The majority of patients (95%) had no relapses after 6 months of treatment with DMF. In addition, statistically significant improvements from baseline at 6 months were observed for SF-36 PCS and MCS, TSQM-14, BDI-7, and MFIS-5 scores. Specifically, PCS and MCS scores improved significantly (P=0.0118 and P=0.0003, respectively). Patient treatment satisfaction level also increased significantly as demonstrated by higher TSQM-14 scores; MFIS-5 and BDI-7 scores also reflected significant improvements in fatigue and depression symptoms.

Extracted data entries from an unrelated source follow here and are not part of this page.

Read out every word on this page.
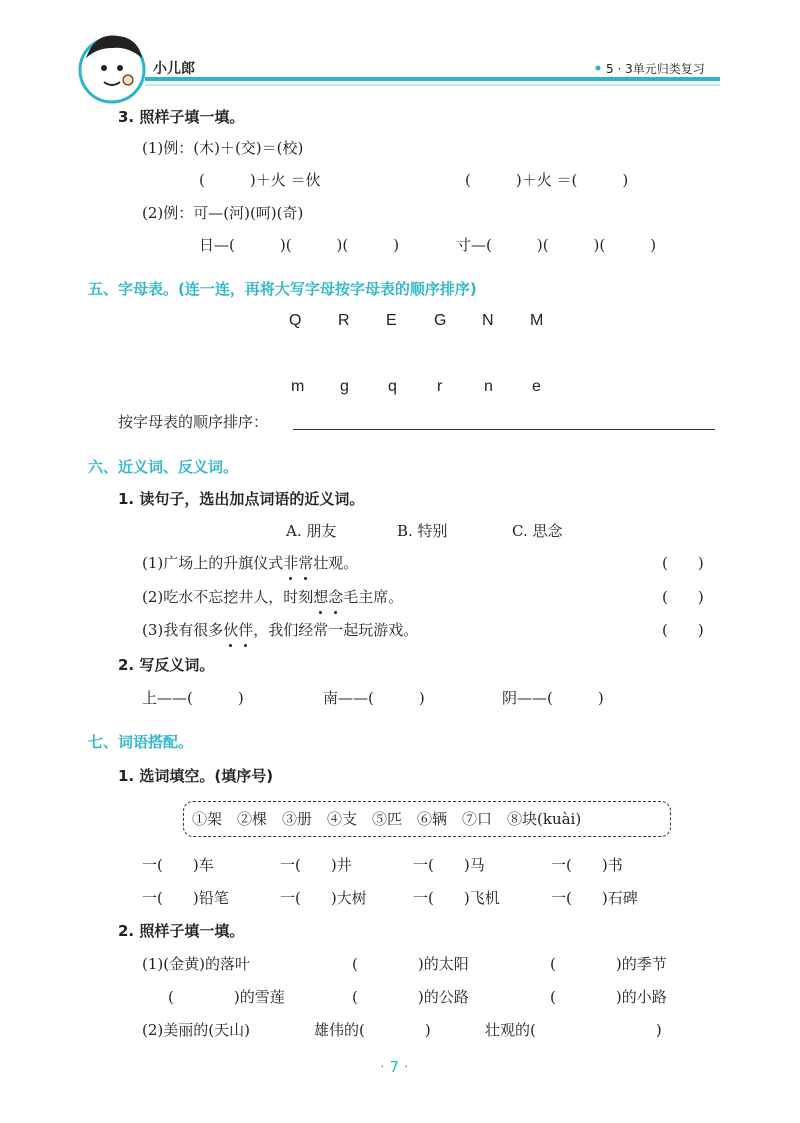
小儿郎	5 · 3单元归类复习
3. 照样子填一填。
(1)例：(木)＋(交)＝(校)
(　　　)＋火 ＝伙	(　　　)＋火 ＝(　　　)
(2)例：可—(河)(呵)(奇)
日—(　　　)(　　　)(　　　)	寸—(　　　)(　　　)(　　　)
五、字母表。(连一连，再将大写字母按字母表的顺序排序)
Q R E G N M
m g q	r	n e
按字母表的顺序排序：
六、近义词、反义词。
1. 读句子，选出加点词语的近义词。
A. 朋友	B. 特别	C. 思念
(1)广场上的升旗仪式非常壮观。	(　　)
(2)吃水不忘挖井人，时刻想念毛主席。	(　　)
(3)我有很多伙伴，我们经常一起玩游戏。	(　　)
2. 写反义词。
上——(　　　)	南——(　　　)	阴——(　　　)
七、词语搭配。
1. 选词填空。(填序号)
①架　②棵　③册　④支　⑤匹　⑥辆　⑦口　⑧块(kuài)
一(　　)车	一(　　)井	一(　　)马	一(　　)书
一(　　)铅笔	一(　　)大树	一(　　)飞机	一(　　)石碑
2. 照样子填一填。
(1)(金黄)的落叶	(　　　　)的太阳	(　　　　)的季节
(　　　　)的雪莲	(　　　　)的公路	(　　　　)的小路
(2)美丽的(天山)	雄伟的(　　　　)	壮观的(　　　　　　　　)
· 7 ·
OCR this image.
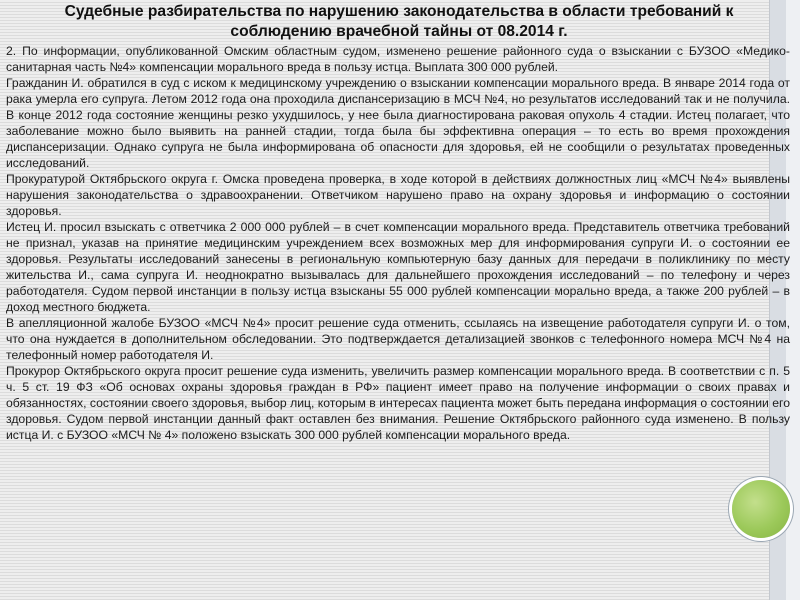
Судебные разбирательства по нарушению законодательства в области требований к соблюдению врачебной тайны от 08.2014 г.

2. По информации, опубликованной Омским областным судом, изменено решение районного суда о взыскании с БУЗОО «Медико-санитарная часть №4» компенсации морального вреда в пользу истца. Выплата 300 000 рублей.

Гражданин И. обратился в суд с иском к медицинскому учреждению о взыскании компенсации морального вреда. В январе 2014 года от рака умерла его супруга. Летом 2012 года она проходила диспансеризацию в МСЧ №4, но результатов исследований так и не получила. В конце 2012 года состояние женщины резко ухудшилось, у нее была диагностирована раковая опухоль 4 стадии. Истец полагает, что заболевание можно было выявить на ранней стадии, тогда была бы эффективна операция – то есть во время прохождения диспансеризации. Однако супруга не была информирована об опасности для здоровья, ей не сообщили о результатах проведенных исследований.

Прокуратурой Октябрьского округа г. Омска проведена проверка, в ходе которой в действиях должностных лиц «МСЧ №4» выявлены нарушения законодательства о здравоохранении. Ответчиком нарушено право на охрану здоровья и информацию о состоянии здоровья.

Истец И. просил взыскать с ответчика 2 000 000 рублей – в счет компенсации морального вреда. Представитель ответчика требований не признал, указав на принятие медицинским учреждением всех возможных мер для информирования супруги И. о состоянии ее здоровья. Результаты исследований занесены в региональную компьютерную базу данных для передачи в поликлинику по месту жительства И., сама супруга И. неоднократно вызывалась для дальнейшего прохождения исследований – по телефону и через работодателя. Судом первой инстанции в пользу истца взысканы 55 000 рублей компенсации морально вреда, а также 200 рублей – в доход местного бюджета.

В апелляционной жалобе БУЗОО «МСЧ №4» просит решение суда отменить, ссылаясь на извещение работодателя супруги И. о том, что она нуждается в дополнительном обследовании. Это подтверждается детализацией звонков с телефонного номера МСЧ №4 на телефонный номер работодателя И.

Прокурор Октябрьского округа просит решение суда изменить, увеличить размер компенсации морального вреда. В соответствии с п. 5 ч. 5 ст. 19 ФЗ «Об основах охраны здоровья граждан в РФ» пациент имеет право на получение информации о своих правах и обязанностях, состоянии своего здоровья, выбор лиц, которым в интересах пациента может быть передана информация о состоянии его здоровья. Судом первой инстанции данный факт оставлен без внимания. Решение Октябрьского районного суда изменено. В пользу истца И. с БУЗОО «МСЧ № 4» положено взыскать 300 000 рублей компенсации морального вреда.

As of June 12, 2015, RESPOND had enrolled 333 patients of which 318 received ≥1 dose of DMF; mean age was 47.6 years, 82.7% were female, and 91.2% were white. Patient reasons for discontinuation (more than one could be selected) of the most recent glatiramer acetate treatment included efficacy (50.6%), tolerability (45.3%), or safety (4.7%); lack of adherence (5%); and patient preference (37.4%). A total of 168 completed the study with 68 discontinuations and 20 that withdrew for reasons including adverse events, efficacy, lost to follow-up, investigator decision, and death (1 case reported unrelated to DMF treatment).
The study authors noted that data collection is anticipated to be completed in 2016. The final analysis will contain data on individual components of the SF-36 PCS and MCS, WPAI-MS, MMAS-8, and PREDSS.